Read the full story here:
Elon Musk is beefing with Pete Buttigieg
Over the past few years, Elon Musk has been hard feeling with Pete Buttigieg, the most powerful transportation official in the country — and the man who regulates Tesla and SpaceX — over all from tax credits for electric vehicles to the safety of driverless cars.
But given Musk’s bid to take over Twitter, their beef is ironic: He is in the predication to propose the $44 billion acquisition only because of the billions his companies have received in government largesse. So why is he effective after the man who holds the greatest sway over his primary business?
Read the full story here:
Meet Warner Bros. Discovery’s streaming chief
JB Perrette, a relatively unknown NBC exec who helped runabout
, wants to combine
and Discovery+ on a single platform. But the high-stakes move comes just after the company away b accomplished the plug on its CNN+
service, a decision that will eliminate hundreds of jobs.

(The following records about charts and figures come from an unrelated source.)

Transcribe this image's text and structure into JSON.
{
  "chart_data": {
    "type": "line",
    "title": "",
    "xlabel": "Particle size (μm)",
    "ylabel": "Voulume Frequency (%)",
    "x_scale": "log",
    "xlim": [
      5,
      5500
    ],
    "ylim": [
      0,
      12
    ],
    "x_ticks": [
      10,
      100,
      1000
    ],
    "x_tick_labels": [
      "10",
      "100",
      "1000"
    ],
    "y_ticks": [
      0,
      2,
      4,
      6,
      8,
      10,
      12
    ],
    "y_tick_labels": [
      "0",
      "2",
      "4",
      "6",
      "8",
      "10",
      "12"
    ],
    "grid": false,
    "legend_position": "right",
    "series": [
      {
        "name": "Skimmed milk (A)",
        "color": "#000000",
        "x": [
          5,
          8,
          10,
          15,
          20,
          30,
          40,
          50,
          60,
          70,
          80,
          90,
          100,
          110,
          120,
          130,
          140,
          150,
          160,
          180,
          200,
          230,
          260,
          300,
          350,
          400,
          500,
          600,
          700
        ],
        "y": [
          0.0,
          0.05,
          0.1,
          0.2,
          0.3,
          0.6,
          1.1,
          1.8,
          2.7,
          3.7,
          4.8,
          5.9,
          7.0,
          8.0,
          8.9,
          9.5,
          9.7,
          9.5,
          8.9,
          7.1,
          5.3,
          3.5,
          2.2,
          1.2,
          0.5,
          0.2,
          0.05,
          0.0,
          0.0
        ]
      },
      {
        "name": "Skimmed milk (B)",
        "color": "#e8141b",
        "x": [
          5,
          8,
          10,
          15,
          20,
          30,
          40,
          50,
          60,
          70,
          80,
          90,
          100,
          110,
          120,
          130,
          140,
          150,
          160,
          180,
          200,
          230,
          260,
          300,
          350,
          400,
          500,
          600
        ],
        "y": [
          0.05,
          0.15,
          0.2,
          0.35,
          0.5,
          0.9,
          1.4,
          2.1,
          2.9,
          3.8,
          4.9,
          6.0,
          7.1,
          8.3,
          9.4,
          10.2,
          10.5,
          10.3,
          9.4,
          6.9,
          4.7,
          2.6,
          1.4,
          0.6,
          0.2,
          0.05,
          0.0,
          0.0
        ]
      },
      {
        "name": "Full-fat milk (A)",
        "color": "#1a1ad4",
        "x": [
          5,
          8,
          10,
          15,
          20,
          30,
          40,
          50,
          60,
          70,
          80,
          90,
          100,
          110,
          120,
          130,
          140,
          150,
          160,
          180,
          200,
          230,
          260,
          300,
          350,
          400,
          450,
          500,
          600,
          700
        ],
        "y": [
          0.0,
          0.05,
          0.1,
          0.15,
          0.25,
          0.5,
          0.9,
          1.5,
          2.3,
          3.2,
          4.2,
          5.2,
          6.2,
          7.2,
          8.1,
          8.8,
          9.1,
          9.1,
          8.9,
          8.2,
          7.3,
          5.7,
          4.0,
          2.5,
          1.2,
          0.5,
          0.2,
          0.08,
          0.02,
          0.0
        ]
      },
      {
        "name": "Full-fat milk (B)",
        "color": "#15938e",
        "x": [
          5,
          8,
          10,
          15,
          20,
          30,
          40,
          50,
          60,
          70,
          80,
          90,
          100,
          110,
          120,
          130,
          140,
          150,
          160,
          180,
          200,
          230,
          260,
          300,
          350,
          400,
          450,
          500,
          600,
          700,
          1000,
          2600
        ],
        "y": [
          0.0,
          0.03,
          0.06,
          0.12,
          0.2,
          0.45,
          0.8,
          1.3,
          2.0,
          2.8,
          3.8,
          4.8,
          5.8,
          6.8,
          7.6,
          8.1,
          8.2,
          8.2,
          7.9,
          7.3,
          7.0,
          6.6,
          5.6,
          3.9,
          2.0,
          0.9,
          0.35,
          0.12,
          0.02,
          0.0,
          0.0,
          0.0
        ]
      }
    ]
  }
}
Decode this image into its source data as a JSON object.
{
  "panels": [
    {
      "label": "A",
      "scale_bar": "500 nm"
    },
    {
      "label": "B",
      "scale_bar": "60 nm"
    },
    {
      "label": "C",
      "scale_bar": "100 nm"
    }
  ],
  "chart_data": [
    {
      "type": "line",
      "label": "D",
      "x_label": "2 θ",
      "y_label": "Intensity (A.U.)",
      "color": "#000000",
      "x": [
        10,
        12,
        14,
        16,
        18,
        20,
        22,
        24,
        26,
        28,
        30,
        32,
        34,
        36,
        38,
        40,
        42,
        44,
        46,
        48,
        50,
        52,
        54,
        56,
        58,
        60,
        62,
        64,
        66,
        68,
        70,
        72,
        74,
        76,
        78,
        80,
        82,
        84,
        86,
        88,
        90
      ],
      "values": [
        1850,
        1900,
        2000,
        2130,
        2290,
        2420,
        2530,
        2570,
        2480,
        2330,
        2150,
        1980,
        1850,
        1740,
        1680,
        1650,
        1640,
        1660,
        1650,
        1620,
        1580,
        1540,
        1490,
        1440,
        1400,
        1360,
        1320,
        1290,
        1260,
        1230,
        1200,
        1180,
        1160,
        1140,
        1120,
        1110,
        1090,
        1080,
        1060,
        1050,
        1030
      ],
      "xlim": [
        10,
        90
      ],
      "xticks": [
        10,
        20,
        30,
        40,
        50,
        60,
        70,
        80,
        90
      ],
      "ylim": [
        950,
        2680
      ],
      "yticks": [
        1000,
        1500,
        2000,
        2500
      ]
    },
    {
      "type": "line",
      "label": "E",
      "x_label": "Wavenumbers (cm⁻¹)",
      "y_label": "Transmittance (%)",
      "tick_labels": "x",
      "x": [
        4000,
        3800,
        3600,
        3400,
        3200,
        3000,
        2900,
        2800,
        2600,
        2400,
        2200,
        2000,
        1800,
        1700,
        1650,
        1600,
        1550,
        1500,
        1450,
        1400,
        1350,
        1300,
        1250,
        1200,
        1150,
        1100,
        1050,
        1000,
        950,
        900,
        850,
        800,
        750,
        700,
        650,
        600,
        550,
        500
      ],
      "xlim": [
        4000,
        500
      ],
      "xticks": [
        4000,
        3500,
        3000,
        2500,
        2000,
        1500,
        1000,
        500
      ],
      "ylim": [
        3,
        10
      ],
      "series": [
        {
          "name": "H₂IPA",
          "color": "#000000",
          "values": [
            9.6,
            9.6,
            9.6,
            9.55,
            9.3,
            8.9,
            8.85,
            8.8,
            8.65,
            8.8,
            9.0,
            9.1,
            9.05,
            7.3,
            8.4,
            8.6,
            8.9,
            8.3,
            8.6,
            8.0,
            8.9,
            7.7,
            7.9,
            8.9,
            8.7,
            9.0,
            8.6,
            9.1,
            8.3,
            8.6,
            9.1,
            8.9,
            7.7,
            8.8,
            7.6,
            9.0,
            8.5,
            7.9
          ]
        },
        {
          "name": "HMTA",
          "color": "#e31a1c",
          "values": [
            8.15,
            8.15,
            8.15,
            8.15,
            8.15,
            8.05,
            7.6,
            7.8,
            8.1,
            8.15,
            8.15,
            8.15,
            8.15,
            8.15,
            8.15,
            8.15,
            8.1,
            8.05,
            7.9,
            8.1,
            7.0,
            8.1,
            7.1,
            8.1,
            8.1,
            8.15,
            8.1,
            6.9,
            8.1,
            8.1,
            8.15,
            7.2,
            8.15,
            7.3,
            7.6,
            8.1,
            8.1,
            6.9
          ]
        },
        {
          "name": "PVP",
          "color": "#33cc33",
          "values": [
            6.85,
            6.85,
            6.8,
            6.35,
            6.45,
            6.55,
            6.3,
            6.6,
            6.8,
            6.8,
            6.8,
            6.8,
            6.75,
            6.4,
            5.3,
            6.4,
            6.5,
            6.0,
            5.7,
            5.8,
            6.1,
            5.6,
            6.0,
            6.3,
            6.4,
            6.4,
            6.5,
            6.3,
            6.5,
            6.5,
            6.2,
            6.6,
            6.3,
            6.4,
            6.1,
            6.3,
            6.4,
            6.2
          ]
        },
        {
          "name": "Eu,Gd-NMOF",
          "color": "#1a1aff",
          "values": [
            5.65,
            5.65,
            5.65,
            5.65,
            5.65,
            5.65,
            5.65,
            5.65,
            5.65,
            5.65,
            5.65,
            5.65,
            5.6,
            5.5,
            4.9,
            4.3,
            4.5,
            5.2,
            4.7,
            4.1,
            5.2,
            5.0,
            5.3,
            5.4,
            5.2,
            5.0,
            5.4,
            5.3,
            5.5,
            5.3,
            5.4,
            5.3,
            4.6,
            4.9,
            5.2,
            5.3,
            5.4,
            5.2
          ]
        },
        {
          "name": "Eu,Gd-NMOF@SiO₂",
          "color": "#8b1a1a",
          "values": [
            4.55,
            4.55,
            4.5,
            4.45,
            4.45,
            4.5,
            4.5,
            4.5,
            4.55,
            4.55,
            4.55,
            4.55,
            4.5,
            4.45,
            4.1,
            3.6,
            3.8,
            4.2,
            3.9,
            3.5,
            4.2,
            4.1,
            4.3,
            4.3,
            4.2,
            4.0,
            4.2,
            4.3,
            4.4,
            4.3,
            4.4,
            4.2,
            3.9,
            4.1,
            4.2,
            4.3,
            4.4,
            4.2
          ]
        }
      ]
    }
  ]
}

Insider spoke with six leaders who’ve worked with or done business with Perrette about his decision-making and leadership style. They broke down how he influence tackle the challenges ahead.
Read the full story here:
Big Law’s “invisible middle” feels communistic behind
As major law firms distribute profits to partners after a busy 2021, they’re impaired increasing pressure to pay their rainmakers a bigger slice — but that means less is left over for partners minuscule in the ranks.
Insider spoke with 23 current and former law-firm partners, associates, and recruiters about the increasing gap in compensation, which some said has created rifts in firm culture and stymied the growth of junior lawyers.
Understand the full story here:
More of this week’s top reads:
Event invite: Join us Tuesday, May 10 at midday ET for “Creating Broad-based Economic Prosperity,” in partnership with Bank of America. Sustainable-finance experts, business leaders, and ESG professionals on discuss how a company affects the financial well-being of its community. Register here.
Plus: Keep updated with the fashionable business news throughout your weekdays by checking out The Refresh from Insider, a dynamic audio news abridged from the Insider newsroom. Listen here tomorrow.
Curated by Matt Turner. Edited by Jordan Parker Erb and Lisa Ryan, with contributions from Phil Rosen. Make over up for more Insider newsletters here.